Le Cloud souverain imposé aux collectivités ? Syntec Numérique n’en veut pas

Pour Syntec Numérique, la circulaire visant à imposer le Cloud souverain aux collectivités territoriales ne respecte ni le droit des marchés publics, ni le droit européen.

Publiée début juin au Journal officiel, une note d’information du 5 avril 2016 à destination des préfets fait vivement réagir Syntec Numérique, le syndicat des ESN (ou SSII), des sociétés de conseil en technologies et des éditeurs de logiciels, désormais présidé par Godefroy de Bentzmann.

La note sur « l’informatique en nuage » est signée du directeur général des collectivités locales, Bruno Delsol, et du directeur chargé des archives de France, Hervé Lemoine. Ils indiquent dans cette circulaire que les collectivités souhaitant souscrire une offre pourront s’orienter « uniquement » vers une prestation de Cloud souverain. Les documents et les données numériques qu’elles produisent relevant du régime juridique des archives publiques, trésors nationaux dès leur création.

En conséquence, indiquent les hauts fonctionnaires dans leur note, « l’utilisation du Cloud non souverain qui, par définition, ne permet pas de garantir que l’ensemble des données sont stockées et traitées sur le territoire français, est donc illégale pour toute institution produisant des archives publiques, dont les collectivités territoriales, leurs groupements et leurs établissements publics ».

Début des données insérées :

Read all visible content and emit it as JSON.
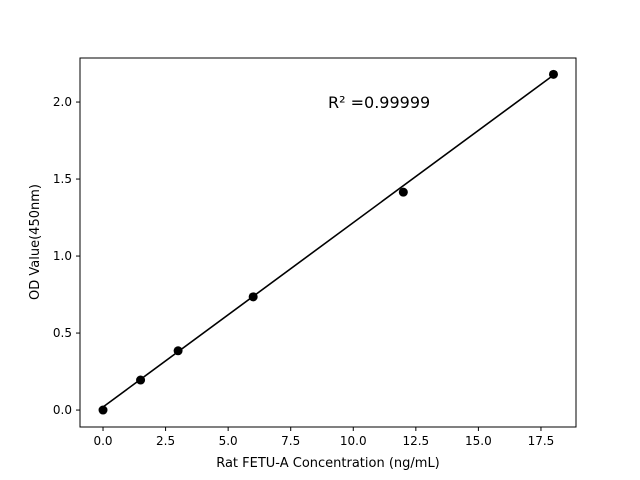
{
  "chart_data": {
    "type": "scatter",
    "title": "",
    "xlabel": "Rat FETU-A Concentration (ng/mL)",
    "ylabel": "OD Value(450nm)",
    "xlim": [
      -0.92,
      18.9
    ],
    "ylim": [
      -0.11,
      2.286
    ],
    "xticks": [
      "0.0",
      "2.5",
      "5.0",
      "7.5",
      "10.0",
      "12.5",
      "15.0",
      "17.5"
    ],
    "yticks": [
      "0.0",
      "0.5",
      "1.0",
      "1.5",
      "2.0"
    ],
    "grid": false,
    "points": {
      "x": [
        0,
        1.5,
        3,
        6,
        12,
        18
      ],
      "y": [
        0.0,
        0.195,
        0.385,
        0.735,
        1.415,
        2.18
      ]
    },
    "fit_line": {
      "x": [
        0,
        18
      ],
      "y": [
        0.02,
        2.175
      ]
    },
    "annotation": "R² =0.99999",
    "colors": {
      "points": "#000000",
      "line": "#000000"
    }
  }
}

Interprétation « singulière » des textes

Syntec Numérique observe que cette « interprétation singulière des textes juridiques en vigueur » rend possible des sanctions contre les collectivités territoriales, voire contre les hébergeurs. Mais, selon l’organisation, la note ne respecte ni le droit des marchés publics (liberté d’accès à la commande publique, égalité de traitement des candidats, transparence des procédures), ni le droit européen (Traité sur le fonctionnement de l’Union européenne, directive 2014/60/UE du 15 mai 2014). Syntec Numérique appelle donc les pouvoirs publics « à la vigilance quant à la légalité de leurs décisions ».

Pour le syndicat patronal, leur « position n’est pas réaliste », le monde numérique étant « indifférent à la territorialité de stockage des données ». Ce qui importe, selon lui, c’est la protection des acteurs. Il déplore, enfin, que « les services de l’État semblent aller au rebours de grands principes » du projet de loi pour une République numérique visant à « favoriser la circulation des données et du savoir ». L’oganisation ajoute que « créer des barrières protectionnistes freinera la transformation numérique (des organisations) et la création d’emplois, raison pour laquelle les données doivent circuler ».

Ne pas céder au protectionnisme

Syntec Numérique, qui se dit ouvert au dialogue avec le Service interministériel des archives de France (SIAF) sur ces problématiques, n’est pas le seul à s’insurger contre une approche du Cloud jugée protectionniste, y compris pour les données personnelles. Le syndicat patronal du numérique et quatre autres organisations (Tech In France, France Digitale, l’ASIC – Association des services Internet communautaires, et le SFIB – Syndicat de l’industrie des technologies de l’information) font bloc sur ce point, en amont du passage du projet de loi numérique en Commission mixte paritaire.

Selon eux, « imposer le lieu de stockage des données en Europe n’a pas de sens, ni en termes de technologie, ni de sécurité, ni de protection des citoyens. Ce qui importe, c’est le régime juridique appliqué à ces données et à leur transfert ». Ils ont donc appelé « la représentation nationale à modifier le texte [République Numérique] en Commission mixte paritaire le 29 juin prochain ». Et ce pour « préserver la vision positive qui animait le texte initial, et ne pas céder à la tentation du repli sur soi ou du protectionnisme ».